When journaling, you have the ability to go back and get a bird’s eye view of your habits and macro counts. This can be extremely valuable information especially when dealing with sugar cravings and blood sugar drops as it will allow you to spot the times of day you should be consuming food for the best result.
- You’ll hold yourself accountable.
When you lay out your raw, objective data about yourself in front of you, it opens your eyes. Looking at what you eat, and doing so with curiosity, will help you develop a love for eating healthy and fueling your body appropriately for every goal. Ultimately, it’s not just about weight management. Knowing that you’re eating a balanced diet is important for your mental health, too!
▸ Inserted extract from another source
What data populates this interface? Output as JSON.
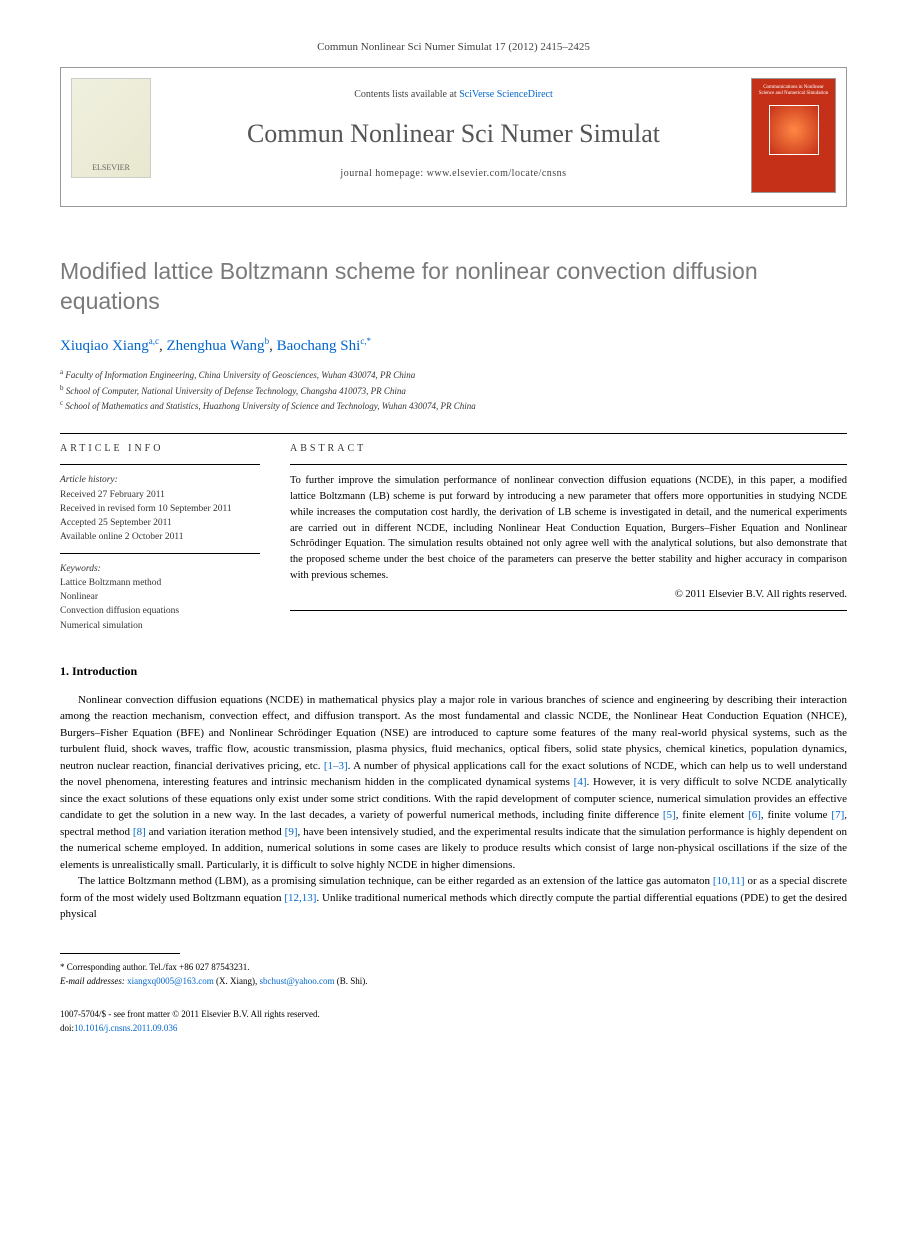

If you focus on nutrient-dense, high-quality foods from different food groups, you’ll eat a rich and vibrant diet and your body will thank you for it.
- It’s the most accurate method out there.
There’s no way to track food 100 percent accurately… at least outside a lab. But if you don’t have your lab coat on right now, weighing and measuring foods will remain the best way of gauging the amount of food you buy and consume. This will make it much, much easier to lose weight.
The cons of tracking macros:
A lot of people have a very difficult and stressful time transitioning away from macros and calories. When you start doing it and it becomes a habit, you hardly want to try any other food tracking methods. You might feel like you can’t stop tracking or counting your macros if you want to progress.
And it’s not right for everyone. If you have a history of eating disorders, body dysmorphia, obsessing over caloric consumption, or calorie restriction, this might not be a good practice for you as it can make your restrictions and bad relationship with food worse.
And lastly, you still have to remember you have internal cues, and they work wonders. Tracking your macros and calories will lead you to focus too much on actual numbers… and not enough on your body’s fullness and hunger cues… or your energy levels.